Jakoś umyka rozumieniu, że stowarzyszenie jest prywatnym przedsięwzięciem jego członków. Z wszystkimi z tego wynikającymi konsekwencjami. Z takiej wolności zrzeszania się trzeba umiejętnie korzystać, a podstawą korzystania z takiej wolności jest uczestniczenie. Nie raz do roku, najlepiej do sklepu wędkarskiego (nawet nie do koła) "kupić znaczki", albo jeszcze lepiej - przez internet, bez żadnego kontaktu z innymi, bez żadnych wspólnych przedsięwzięć. W takich warunkach każda aktywność przeważa nad jej brakiem.

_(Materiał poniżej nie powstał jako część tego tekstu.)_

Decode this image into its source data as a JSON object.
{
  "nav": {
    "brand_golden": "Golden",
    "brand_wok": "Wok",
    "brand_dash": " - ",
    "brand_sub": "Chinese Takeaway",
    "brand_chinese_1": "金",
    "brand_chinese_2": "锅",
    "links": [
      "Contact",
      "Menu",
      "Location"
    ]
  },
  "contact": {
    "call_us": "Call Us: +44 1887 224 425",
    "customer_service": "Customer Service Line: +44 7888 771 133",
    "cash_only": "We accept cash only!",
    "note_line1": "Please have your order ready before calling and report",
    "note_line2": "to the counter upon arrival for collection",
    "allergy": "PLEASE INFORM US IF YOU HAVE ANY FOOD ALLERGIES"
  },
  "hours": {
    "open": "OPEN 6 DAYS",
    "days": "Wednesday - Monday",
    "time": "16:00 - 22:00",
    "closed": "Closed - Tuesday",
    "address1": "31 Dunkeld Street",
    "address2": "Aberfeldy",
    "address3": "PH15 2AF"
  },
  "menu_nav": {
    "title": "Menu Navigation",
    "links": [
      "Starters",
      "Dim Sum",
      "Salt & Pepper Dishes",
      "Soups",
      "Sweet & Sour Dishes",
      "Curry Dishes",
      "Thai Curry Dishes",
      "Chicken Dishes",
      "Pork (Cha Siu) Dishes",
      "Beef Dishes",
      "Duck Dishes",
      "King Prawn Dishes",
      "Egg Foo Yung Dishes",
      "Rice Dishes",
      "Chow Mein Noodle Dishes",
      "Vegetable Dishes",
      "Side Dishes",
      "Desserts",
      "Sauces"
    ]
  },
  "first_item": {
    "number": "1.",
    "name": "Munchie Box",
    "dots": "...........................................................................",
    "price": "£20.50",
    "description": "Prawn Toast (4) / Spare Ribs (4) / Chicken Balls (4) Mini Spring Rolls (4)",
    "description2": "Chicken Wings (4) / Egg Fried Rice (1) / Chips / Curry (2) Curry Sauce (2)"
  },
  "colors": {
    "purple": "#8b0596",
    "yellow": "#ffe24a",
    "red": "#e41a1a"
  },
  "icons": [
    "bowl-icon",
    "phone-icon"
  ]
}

W warunkach taniości i rozproszenia nie ma argumentów ekonomicznych. Tacy na przykład organizatorzy spływów kajakowych potrafią pokazać obroty, zatrudnienie, wartość finansową w sposób skoncentrowany i zorganizowany, a wędkarze - nie. Dlatego pojawia się gotowość wykonywania prac w rzekach na rzecz spływania kajakami, nawet ze szkodą dla ryb, o czym nikt praktycznie nie wie i nie zna wartości poczynionych strat.
Podawałem już przykład "wojny wędkowej" w Irlandii - coś takiego trudno sobie wyobrazić u nas.
Inną sprawą jest to, co błędnie określa się "dzierżawą". Ta dotyczy całych nieruchomości, więc miała zastosowanie do jezior znajdujących się w zasobach agencji rolnej, kiedy to dzierżawcy stawali się dysponentami całych nieruchomości. Natomiast w wodach płynących jest tylko użytkowanie rybackie. Bez wpływu na to, co dzieje się z "nieruchomością"... Do tego - brak jasnego opisania wartości ekonomicznej wędkarstwa (byle tylko nie okazała się śmiesznie mała) nie pozwala na jakiekolwiek naciski na podejmowanie decyzji.
Porównywanie się do tego, co niejednokrotnie z pobudek ideologicznych dzieje się w innych, bogatych krajach, prowadzi na manowce. Podobnie brak zrozumienia mechanizmów rządzących ekonomicznymi wartościami wokół rzek w innych krajach. Na przykład brytyjskie "fishing rights" są przypisane do nieruchomości, stanowią składową jej wartości i mogą być podnoszone odrębnie, wynajmowane albo nawet sprzedawane. Są też podstawą do roszczeń w razie dewastacji. Ale wynikają też ze spodziewanych przychodów z tych "fishing rights" … Jeśli my nie możemy określić przychodów, albo nie chcemy ich określić, bo ma być "po kosztach" albo poniżej, a już broń Boże "zarabiać na wędkarzach", to karty przetargowej nie da się stworzyć …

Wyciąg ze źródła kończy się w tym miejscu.